1. Review of the undated recipe for pureed eggs showed:
-Boil eggs for three minutes and allow to sit in the water covered for 20 minutes.
-Remove eggs from water and immerse in cold water to cool.
-Crack shells and rinse well with water to remove all shells.
-For puree diets, prepare items per regular recipe. Portion number of servings needed based on diet census and puree. Refer to therapeutic menu for appropriate portion size of puree foods.
-There were no seasonings such as salt or any spices that were mentioned in this recipe.
Observations on 5/2/24 from 6:25 A.M. through 6:31 A.M., during the breakfast meal preparation, showed:
-The Dietary Manager (DM) placed four boiled eggs into the food processor.
-The DM did not have a recipe book open at the time.
-The DM added an unmeasured amount of butter to the boiled eggs.
-The DM processed the boiled eggs with the butter in the food processor to a pureed consistency
Observation on 5/2/24 at 7:42 A.M., showed the pureed eggs were not flavorful.
During an interview on 5/2/24 at 7:44 A.M., the DM said the following after he/she tasted the pureed eggs:
-He/She has not asked the Registered Dietitian (RD) for any kind of flavor enhancements.
-He/She had not tasted the pureed eggs before that day.
During a phone interview on 5/13/24 at 11:01 A.M., the Consultant Registered Dietitian (RD) said:
-He/She was at the facility twice per week.
-He/She he has tried some of the pureed products, but not regularly.
-He/She does not eat eggs or dairy products.
-When they (he/she and the Dietary Manager) discussed the taste of pureed foods before, they just want salt and pepper at the table.
-The residents do not want a bland egg.
2. During the resident group interview on 4/30/24 at 10:32 A.M., the residents who attended said the food was served cold.
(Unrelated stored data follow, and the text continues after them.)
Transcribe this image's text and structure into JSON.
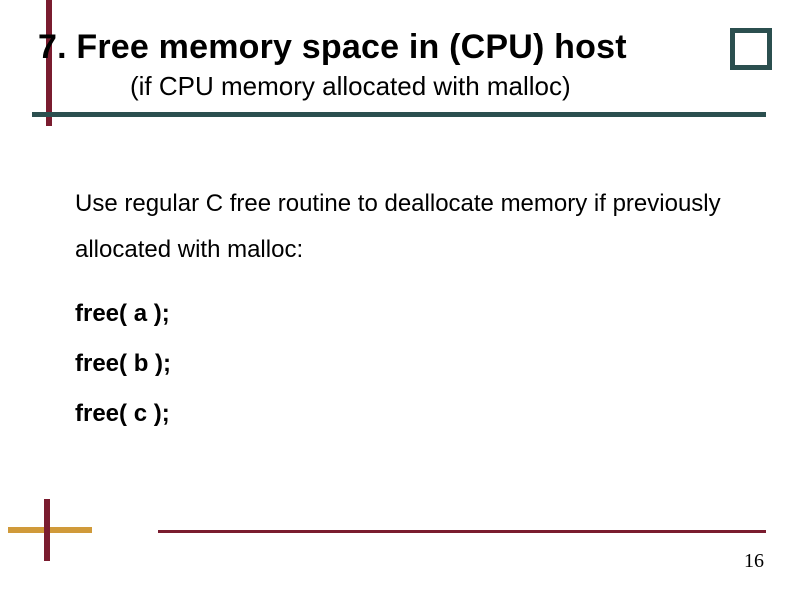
{
  "header": {
    "title": "7. Free memory space in (CPU) host",
    "subtitle": "(if CPU memory allocated with malloc)"
  },
  "body": {
    "paragraph": "Use regular C free routine to deallocate memory if previously allocated with malloc:",
    "code": [
      "free( a );",
      "free( b );",
      "free( c );"
    ]
  },
  "footer": {
    "page_number": "16"
  },
  "colors": {
    "divider_teal": "#2b4f4f",
    "accent_maroon": "#7a1c2f",
    "accent_gold": "#d09a3a"
  }
}
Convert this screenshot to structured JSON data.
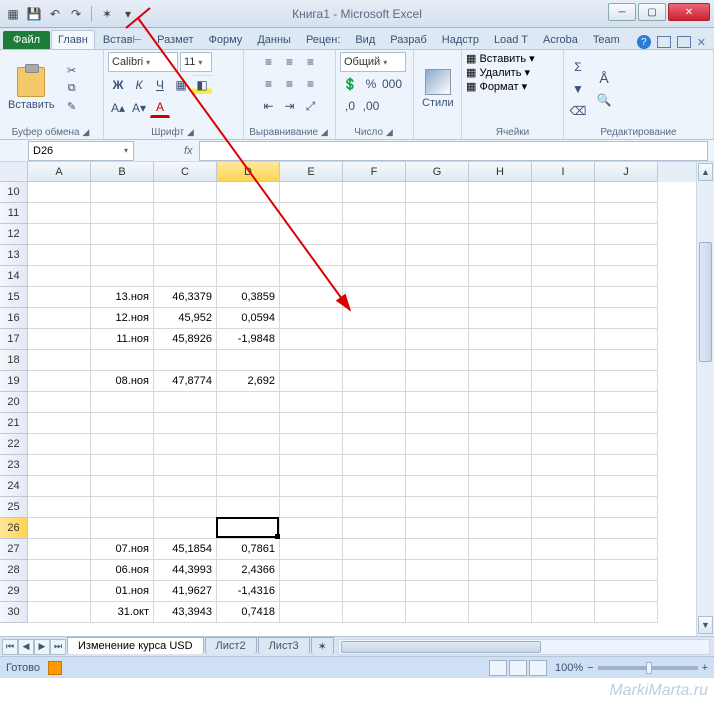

Observation on 5/2/24 from 8:03 A.M. through 8:19 A.M., showed Certified Nursing Assistant (CNA) E delivered room trays to residents in the following rooms:
-At 8:03 A.M., he/she delivered a room tray to resident room [ROOM NUMBER].
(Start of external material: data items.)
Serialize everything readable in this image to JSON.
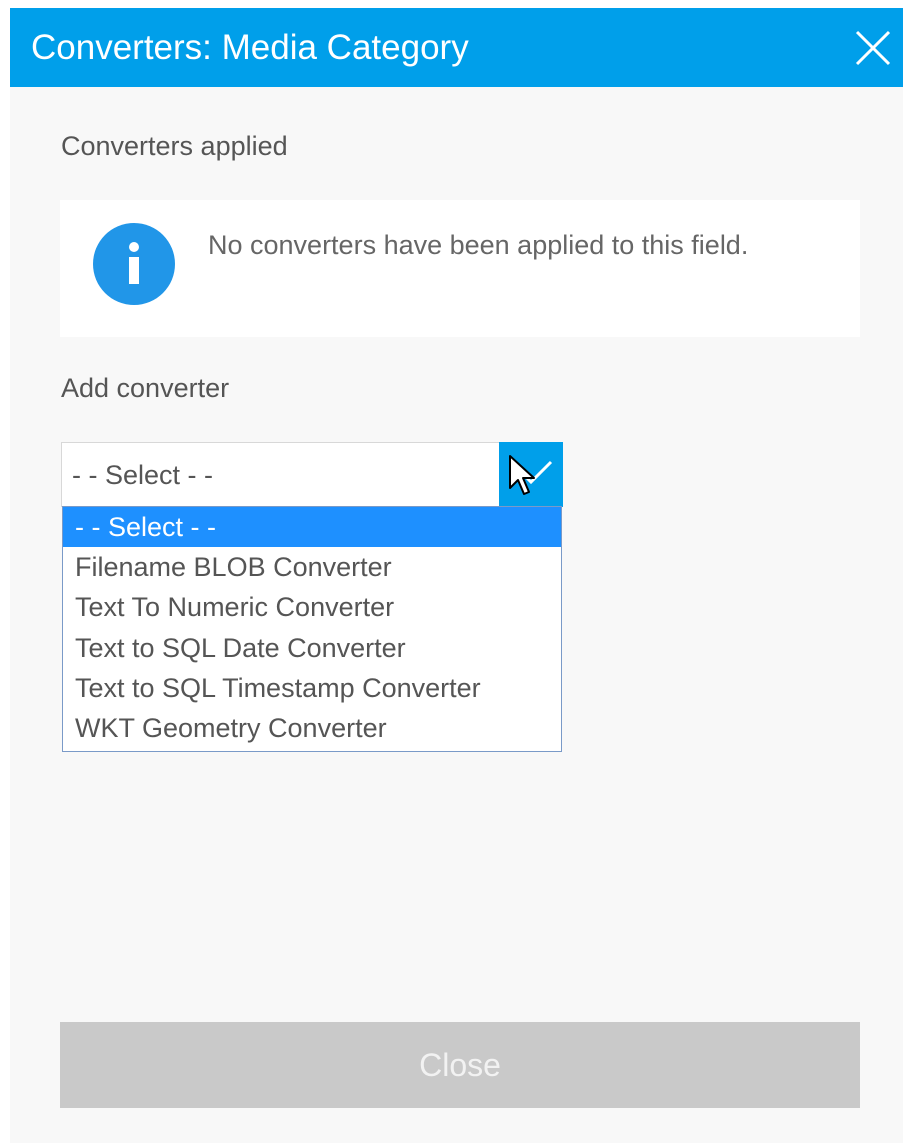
{
  "dialog": {
    "title": "Converters: Media Category",
    "close_icon": "close-icon",
    "accent_color": "#009fea"
  },
  "applied": {
    "heading": "Converters applied",
    "info_icon": "info-icon",
    "message": "No converters have been applied to this field."
  },
  "add": {
    "heading": "Add converter",
    "select": {
      "value": "- - Select - -",
      "arrow_icon": "chevron-down-icon"
    },
    "options": [
      {
        "label": "- - Select - -",
        "selected": true
      },
      {
        "label": "Filename BLOB Converter",
        "selected": false
      },
      {
        "label": "Text To Numeric Converter",
        "selected": false
      },
      {
        "label": "Text to SQL Date Converter",
        "selected": false
      },
      {
        "label": "Text to SQL Timestamp Converter",
        "selected": false
      },
      {
        "label": "WKT Geometry Converter",
        "selected": false
      }
    ],
    "highlight_color": "#1e90ff"
  },
  "footer": {
    "close_label": "Close"
  }
}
-At 8:05 A.M., he/she delivered a room tray to resident room [ROOM NUMBER].
-At 8:06 A.M., he/she delivered 2 room trays to resident room [ROOM NUMBER].
-At 8:08 A.M., he/she delivered a room tray to resident room [ROOM NUMBER]
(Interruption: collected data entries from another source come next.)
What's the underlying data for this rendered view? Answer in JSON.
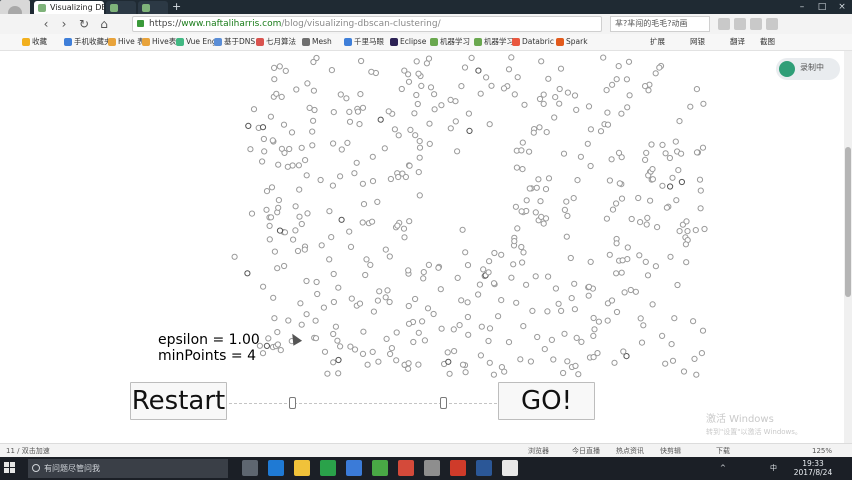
{
  "browser": {
    "tabs": [
      {
        "label": "Visualizing DBSCAN Clustering",
        "active": true
      },
      {
        "label": "",
        "active": false
      },
      {
        "label": "",
        "active": false
      }
    ],
    "new_tab": "+",
    "nav": {
      "back": "‹",
      "forward": "›",
      "reload": "↻",
      "home": "⌂"
    },
    "url": {
      "scheme": "https://",
      "host": "www.naftaliharris.com",
      "path": "/blog/visualizing-dbscan-clustering/"
    },
    "search_text": "芈?芈闯的毛毛?动画",
    "window": {
      "min": "–",
      "max": "□",
      "close": "×"
    }
  },
  "bookmarks": [
    {
      "label": "收藏",
      "color": "#f2b01e"
    },
    {
      "label": "手机收藏夹",
      "color": "#3f7fd9"
    },
    {
      "label": "Hive 表",
      "color": "#e8a33b"
    },
    {
      "label": "Hive表",
      "color": "#e8a33b"
    },
    {
      "label": "Vue Eng",
      "color": "#42b883"
    },
    {
      "label": "基于DNS",
      "color": "#5a8dd6"
    },
    {
      "label": "七月算法",
      "color": "#d9534f"
    },
    {
      "label": "Mesh",
      "color": "#6f6f6f"
    },
    {
      "label": "千里马眼",
      "color": "#3f7fd9"
    },
    {
      "label": "Eclipse",
      "color": "#2c2255"
    },
    {
      "label": "机器学习",
      "color": "#6aa84f"
    },
    {
      "label": "机器学习",
      "color": "#6aa84f"
    },
    {
      "label": "Databric",
      "color": "#e9573f"
    },
    {
      "label": "Spark",
      "color": "#e25a1c"
    }
  ],
  "bookmarks_right": [
    {
      "label": "扩展"
    },
    {
      "label": "网银"
    },
    {
      "label": "翻译"
    },
    {
      "label": "截图"
    }
  ],
  "recorder": {
    "label": "录制中"
  },
  "dbscan": {
    "epsilon_text": "epsilon = 1.00",
    "minpoints_text": "minPoints = 4",
    "restart_label": "Restart",
    "go_label": "GO!",
    "point_color": "#9a9a9a",
    "dark_point_color": "#555555"
  },
  "watermark": {
    "title": "激活 Windows",
    "subtitle": "转到\"设置\"以激活 Windows。"
  },
  "statusbar": {
    "left": "11 / 双击加速",
    "items": [
      "浏览器",
      "今日直播",
      "热点资讯",
      "快剪辑",
      "下载",
      "125%"
    ]
  },
  "taskbar": {
    "search_placeholder": "有问题尽管问我",
    "tray": [
      "^",
      "中"
    ],
    "time": "19:33",
    "date": "2017/8/24"
  },
  "accent_colors": {
    "taskbar": "#1b1f26",
    "url_host": "#1a7d1a"
  }
}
-At 8:09 A.M., he/she delivered a room tray to resident room [ROOM NUMBER].
-At 8:10 A.M., he/she delivered a room tray to resident room [ROOM NUMBER]
-At 8:13 A.M., he/she delivered a room tray to resident room [ROOM NUMBER]
-At 8:13 A.M., CNA E left from resident room [ROOM NUMBER] to where the cart was at room [ROOM NUMBER] to get a a cup of coffee for the resident in resident room [ROOM NUMBER]
-At 8:17 A.M., CNA E delivered a room tray to resident room [ROOM NUMBER]
-At 8:19 A.M. the temperature of the sausage on the test tray was measured in front of CNAs D and E showed:
--The temperature of the sausage was 115.7 ºF.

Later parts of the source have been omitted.